Greg and I both made it safely up and down the climb, as did about 2/3rds of our group.  Conversation at the bottom was all about how difficult the climb had been.  None of us recalled reading about such a challenging hike.  I pulled out our itinerary and discovered that this day hike was described simply as a “tough slog”.  That description can only be described as an understatement.

We noticed there were no warning signs at the foot of the trail.  No signs warning of the difficulty, the lack of water sources, or the need for a high level of fitness to safely complete the hike.  Being American, I would have expected a giant sign with all kinds of warnings, including images of a person rolling ass over tea kettle down the mountain or being squished to death by a giant boulder.  Certainly the words “proceed at your own risk” would have been prominently displayed.

We did see some people heading up who seemed quite unprepared for the physical challenge, the hot weather, or the possibility of a blink-of-an-eye change in weather.  In fact, one young girl approached us as we neared the finish and asked how long it would take to climb to Mueller Hut.  At 3:30pm, we told her it was about 4 hours away.  Off she went, dressed only in short shorts and a tank top, carrying a small backpack and no visible water.  Proceed at your own risk, dear.

This was our first exposure to New Zealand’s attitude of personal accountability.  Frankly, if you’re stupid enough to set out on a hike without proper knowledge of the track or proper equipment, then you deserve whatever happens to you.  And, don’t think you can sue someone for your own stupidity.  New Zealand’s legal systems bars most forms of personal litigation.

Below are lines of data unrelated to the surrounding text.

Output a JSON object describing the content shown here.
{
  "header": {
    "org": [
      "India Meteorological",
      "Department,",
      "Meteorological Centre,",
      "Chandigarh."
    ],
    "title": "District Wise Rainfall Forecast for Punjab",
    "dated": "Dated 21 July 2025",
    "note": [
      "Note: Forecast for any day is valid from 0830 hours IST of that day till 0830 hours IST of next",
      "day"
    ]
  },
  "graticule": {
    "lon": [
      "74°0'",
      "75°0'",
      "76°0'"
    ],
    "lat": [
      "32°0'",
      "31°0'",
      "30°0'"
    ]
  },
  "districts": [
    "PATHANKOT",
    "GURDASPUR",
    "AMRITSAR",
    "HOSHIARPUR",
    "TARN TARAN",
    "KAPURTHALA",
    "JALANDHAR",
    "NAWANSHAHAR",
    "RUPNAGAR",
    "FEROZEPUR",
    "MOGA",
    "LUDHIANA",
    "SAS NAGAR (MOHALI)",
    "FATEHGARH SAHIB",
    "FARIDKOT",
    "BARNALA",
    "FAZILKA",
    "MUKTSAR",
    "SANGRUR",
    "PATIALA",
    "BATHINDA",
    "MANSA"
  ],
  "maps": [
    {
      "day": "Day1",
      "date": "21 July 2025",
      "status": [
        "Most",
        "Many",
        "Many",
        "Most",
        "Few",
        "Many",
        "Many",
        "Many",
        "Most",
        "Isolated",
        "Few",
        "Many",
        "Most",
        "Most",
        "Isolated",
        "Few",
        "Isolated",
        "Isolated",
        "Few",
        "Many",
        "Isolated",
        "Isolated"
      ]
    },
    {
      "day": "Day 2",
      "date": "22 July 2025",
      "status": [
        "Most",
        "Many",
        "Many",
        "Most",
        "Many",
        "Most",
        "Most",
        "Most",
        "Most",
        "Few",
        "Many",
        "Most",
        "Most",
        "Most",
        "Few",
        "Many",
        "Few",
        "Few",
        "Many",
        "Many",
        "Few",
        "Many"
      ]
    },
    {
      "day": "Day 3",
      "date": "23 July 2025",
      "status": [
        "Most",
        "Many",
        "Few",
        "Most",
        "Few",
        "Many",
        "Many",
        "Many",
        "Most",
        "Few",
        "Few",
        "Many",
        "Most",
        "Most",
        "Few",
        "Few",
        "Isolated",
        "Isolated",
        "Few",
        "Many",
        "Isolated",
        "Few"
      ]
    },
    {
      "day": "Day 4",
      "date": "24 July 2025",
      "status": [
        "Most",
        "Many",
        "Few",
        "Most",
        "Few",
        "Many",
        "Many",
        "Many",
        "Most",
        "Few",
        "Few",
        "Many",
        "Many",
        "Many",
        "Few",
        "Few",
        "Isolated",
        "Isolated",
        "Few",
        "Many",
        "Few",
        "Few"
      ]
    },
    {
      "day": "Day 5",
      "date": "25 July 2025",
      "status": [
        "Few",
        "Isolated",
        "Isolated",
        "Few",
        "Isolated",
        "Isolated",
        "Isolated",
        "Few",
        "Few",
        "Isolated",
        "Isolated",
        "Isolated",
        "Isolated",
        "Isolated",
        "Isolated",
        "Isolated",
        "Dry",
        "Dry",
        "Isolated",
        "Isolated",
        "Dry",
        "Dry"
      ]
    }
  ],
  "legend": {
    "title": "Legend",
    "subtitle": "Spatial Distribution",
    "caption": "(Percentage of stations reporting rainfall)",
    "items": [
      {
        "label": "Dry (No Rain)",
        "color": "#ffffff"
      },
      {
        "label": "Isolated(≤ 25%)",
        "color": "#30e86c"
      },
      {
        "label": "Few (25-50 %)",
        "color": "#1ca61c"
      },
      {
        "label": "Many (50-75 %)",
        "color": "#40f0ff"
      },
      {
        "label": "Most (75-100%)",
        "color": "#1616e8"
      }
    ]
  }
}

This is not a country where the coffee cups are (embarrassingly) printed with:  “Warning, contents are hot!”  In fact, we did not even sign a liability form prior to flying in the helicopter over Milford Sound, even though we landed on top of a glacier.  There, Amy and I, without a second thought, jumped over a crack in the snow.  It wasn’t until later that the pilot told us we probably shouldn’t go near the crack as it could widen without warning.  He wasn’t angry and seemed rather amused by our death-defying leaps.  However, I definitely got the feeling that if the crack widened and swallowed us whole, he would have just shrugged and said, “Well, what do you expect?  You were stupid enough to play around a giant crack in a glacier.”

Amy and I having fun tempting death.
Amy and I having fun tempting death.

At Key Summit, Greg and I decided we wanted to jog back down the trail to the bus, as most of the trail was perfect for running.  We checked with our guide, Amelia, who not only gave us permission, but handed us the bus keys.  I got the feeling she was impressed by our need to challenge ourselves but also expectant that should we hurt ourselves, there would be no whining or complaining.

I loved this attitude.  I loved that toughness and physically pushing oneself were valued.  I loved that we were allowed to do it even though we were part of a tour.  In America, I have no doubt we would have been managed much more closely and had our choices limited by rules and guidelines.  I loved the expectation that I would be held accountable for my own behavior.  That the consequences of my actions, whether good or bad, were mine to own.

When we discussed this attitude with several older New Zealanders, they scoffed and said the younger generation no longer believed in personal accountability; that the toughness of their generation and those before was not found in today’s softer Kiwi.  I’m not sure I believe this although we did notice the only warning signs we saw were posted at the Fox Glacier, which only opened to the public a year ago.  On the other hand, our two guides were young New Zealanders and they were tough as nails.  I can’t imagine them ever being whiny, blame placing, softies.

Our bad ass guides finally relaxing with us on the last day of the trip.
Our bad ass guides finally relaxing with us on the last day of the trip.

This rugged individualism, self reliance, and toughness brought to mind America’s Wild West, or at least Hollywood’s version of it.  I imagine John Wayne would have been quite content living on New Zealand’s South Island.